Using advanced technology to treat water has a positive effect on capital and operating costs. For starters, the use of membrane technology eliminates flocculation, sedimentation and sand filtration. This optimises the efficiency of the system and substantially reduces the amount of chemicals dosed into the system.

Table 1 shows the typical volumes and costs of water treatment chemicals used by a conventional water treatment plant. Using these numbers, a municipality would spend R1.43/m3 on chemicals to treat 6.5 Mℓ/day volumes of water – amounting to R9 321 per day. However, by using advanced technology water treatment methods, like membranes, chemical usage can be reduced by approximately 80%.

Chemical nameDosage (ppm)ZAR cost (ppm)Total cost
Aluminium sulphate2025R1 010.00
Sodium aluminate396R234.00
Soda ash503R150.00
Table 1  Cost of water treatment chemicals for a conventional water treatment plant.

Furthermore, automated advanced technology water treatment plants have a high recovery rate. The waste generated through the treatment process is minimal and usually disposed of down municipal drains. This eliminates any sludge drying beds, which can occupy 1 500 m2 on a plant that produces 6 Mℓ/day.

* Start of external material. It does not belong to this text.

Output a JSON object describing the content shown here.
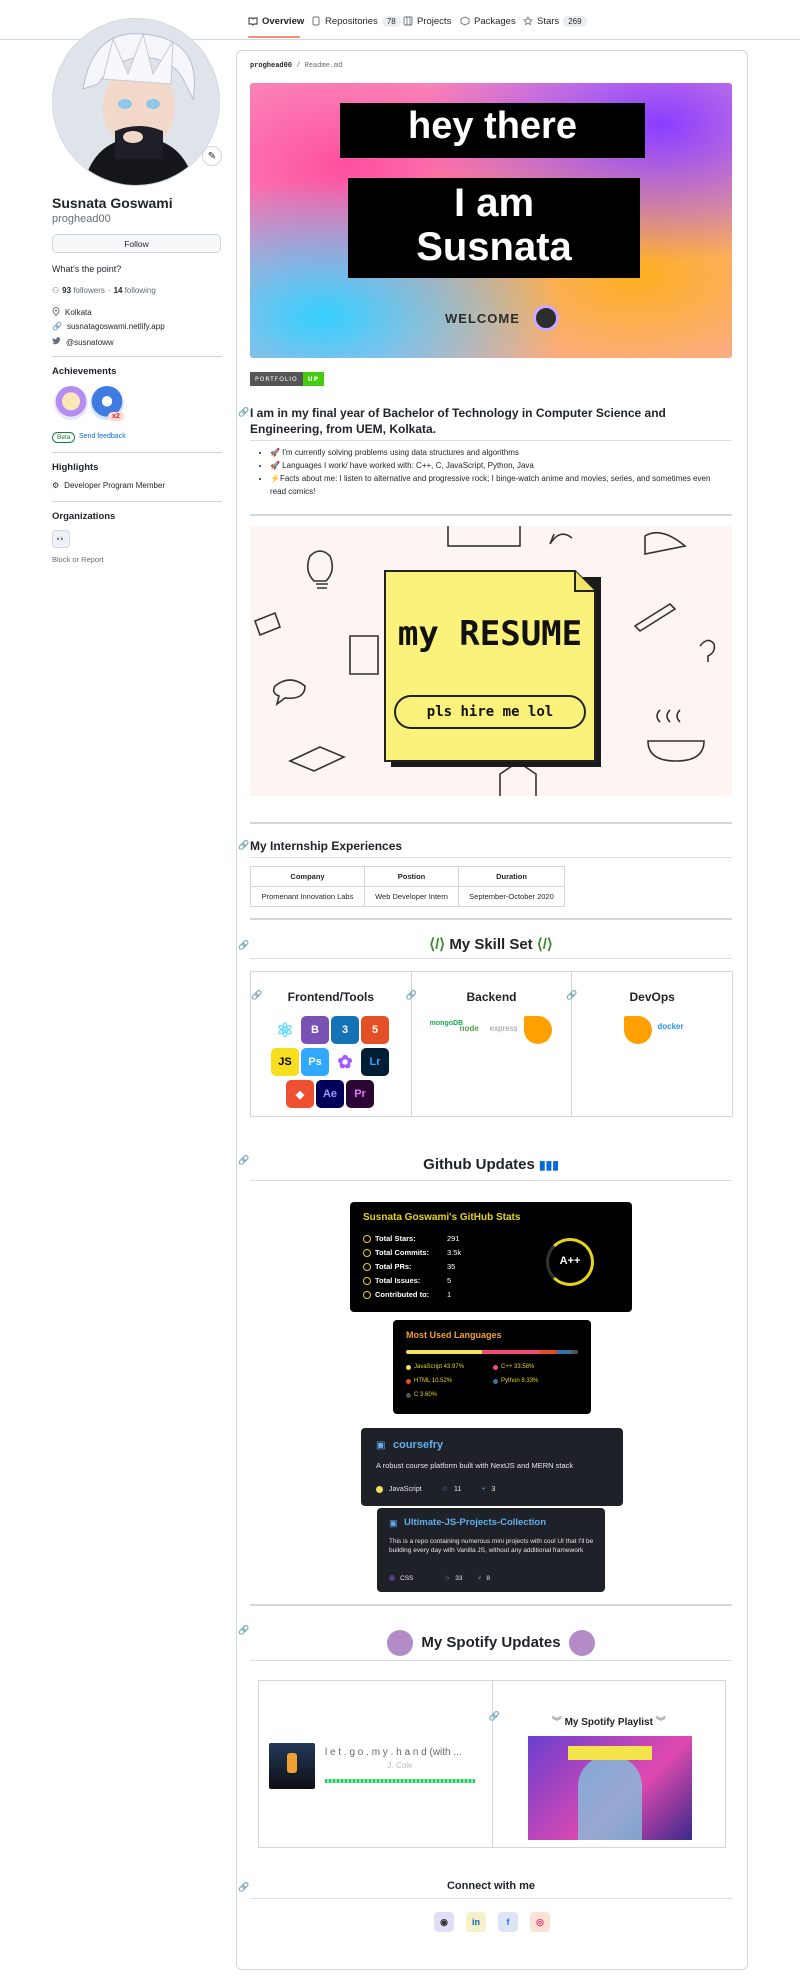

In addition, the modular orientation of the advanced technology water treatment skid makes increasing capacity easy to implement, as it just takes the addition of membranes.

These plants are also light on mechanical installation, using smaller, lighter pumps. The elimination of sedimentation and settling reduces the overall amount of civil and mechanical works needed, and thereby reduces both capex and opex costs.

Municipalities rely on revenue collected from water sales to maintain infrastructure and the servicing of water production. Due to superior reliability and the elimination of human error in the production of water through advanced treatment methods, plant availability is maximised and the water quality is not jeopardised.

Conclusion and recommendations

It critical for South Africa to follow innovative ways of producing water efficiently. The implementation of advanced treatment technologies and the decentralisation of these systems is the future of the water industry. These advanced treatment technologies reduce the cost of producing water, as they occupy smaller footprints, are environmentally friendly and more cost-effective – by using significantly less chemicals – as well as reduce the labour component and potential for human error.

To ensure that the system works perfectly, it is important to use equipment that has been industry-tested and has integrity test certificates. It is also vital to conduct proper feasibility study and data analysis before designing a plant, as abnormal variations in the feedwater can influence the percentile availability of the plant. Lastly, the proper running of a plant is key to ensure that it operates within its design specifications, and this will ultimately help to ensure that membranes and other capital equipment last.